Jaris e eu nunca poderíamos ser um casal.
Eu não conseguia definir o que tínhamos entre nós recentemente, mas eu tinha certeza de que nunca poderia ir além disso. Nunca poderíamos ter sentimentos reais um pelo outro.
Enquanto fechava a porta após a partida dele, deslizei para o chão e chorei.
Doía talvez; apenas talvez minha vida teria sido diferente se eu não fosse ‘isso’.
Talvez, eu teria sido capaz de acompanhá-lo até a Capital e até mesmo descobrir qual era o problema.
Eu teria feito companhia a ele enquanto ele enfrentava quaisquer desafios que tivesse que lidar.
Talvez teríamos feito uma piada ou duas e compartilhado uma risada.
Talvez, apenas talvez, teríamos até segurado as mãos em algum momento.
Mas nada disso poderia ser real.
Eu era uma coisa perigosa e proibida; uma assassina.
Eu precisava estar longe dele e de todos os outros.
Enxuguei o rosto enquanto me levantava.
Minha bolsa já estava pronta.
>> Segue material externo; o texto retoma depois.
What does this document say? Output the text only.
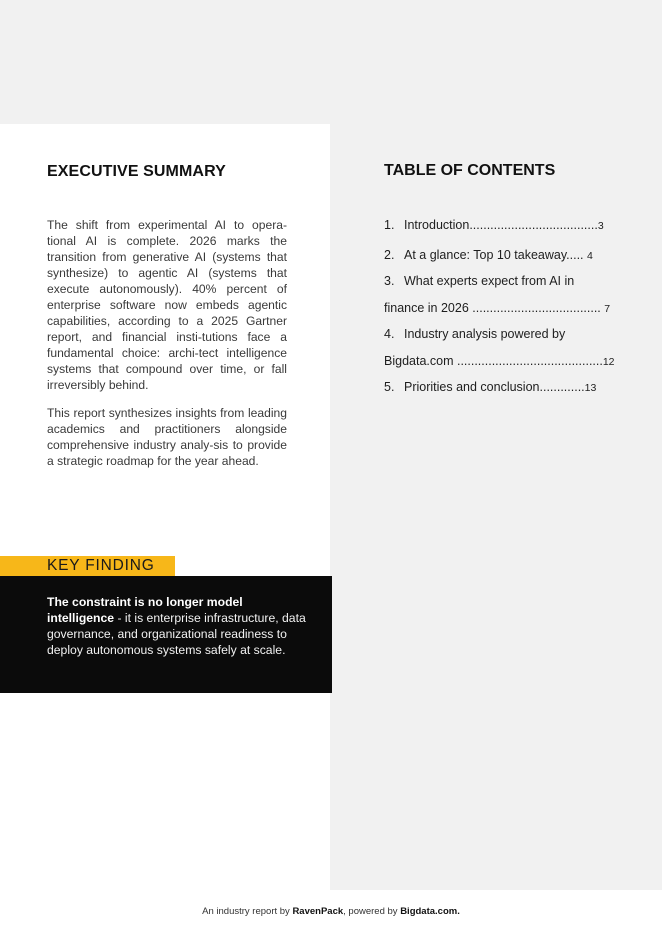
EXECUTIVE SUMMARY

The shift from experimental AI to opera-tional AI is complete. 2026 marks the transition from generative AI (systems that synthesize) to agentic AI (systems that execute autonomously). 40% percent of enterprise software now embeds agentic capabilities, according to a 2025 Gartner report, and financial insti-tutions face a fundamental choice: archi-tect intelligence systems that compound over time, or fall irreversibly behind.

This report synthesizes insights from leading academics and practitioners alongside comprehensive industry analy-sis to provide a strategic roadmap for the year ahead.

KEY FINDING
The constraint is no longer model intelligence - it is enterprise infrastructure, data governance, and organizational readiness to deploy autonomous systems safely at scale.
TABLE OF CONTENTS
1. Introduction.....................................3
2. At a glance: Top 10 takeaway..... 4
3. What experts expect from AI in
finance in 2026 ..................................... 7
4. Industry analysis powered by
Bigdata.com ..........................................12
5. Priorities and conclusion.............13
An industry report by RavenPack, powered by Bigdata.com.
Como o lugar ainda estava cheio e movimentado, eu não queria arriscar andar com malas para não chamar a atenção. Então, peguei apenas o essencial e coloquei na minha grande bolsa.
Um tempo depois, saí do meu quarto. Tenho certeza de que Jaris já deve ter ido embora.
Eu nem mesmo pude me despedir das crianças, e me odiei por isso. Eu não podia encará-los; não com o que eu acabara de fazer.
Entrei no meu carro e peguei a estrada, as lágrimas escorrendo enquanto controlava o volante.
.....
Eu nem sabia exatamente para onde ir. Mas meu plano principal era encontrar outro lugar para passar a noite. Então, de manhã, eu pegaria um voo para um país diferente. Um país humano.
Talvez eu tivesse sorte e os Carrascos não viessem me encontrar.
Eu não podia contar para Jace sobre isso. Não. Esta era minha cruz. Ele não merecia ser arrastado comigo.
Eu já estava fora do território de Darkspire quando uma ligação veio de um número estranho. Atendi a ligação e a voz que ouvi fez meu coração pular uma batida.
“Lyric! Sou eu… Sou a Penelope!” Ela parecia estar sendo perseguida.
Rapidamente me movi para o lado da estrada, parando o carro.
“Penelope? Qual é o problema? Onde você está?”
“Eu não—eu não consigo—” Ela grunhiu, como se tivesse acabado de tropeçar e cair em algo.
Ouvi um tiro, seguido pelo grito dela.
Meus olhos se arregalaram quando o pânico me dominou. O que diabos estava acontecendo?
“Penelope!”
“Você precisa me ouvir,” Parecia que ela estava correndo novamente. Mas sua voz estava tensa e fraca. E se ela tivesse se machucado?
“Seus filhos… eles estão vivos. Eles estão—” outro tiro e a ligação caiu.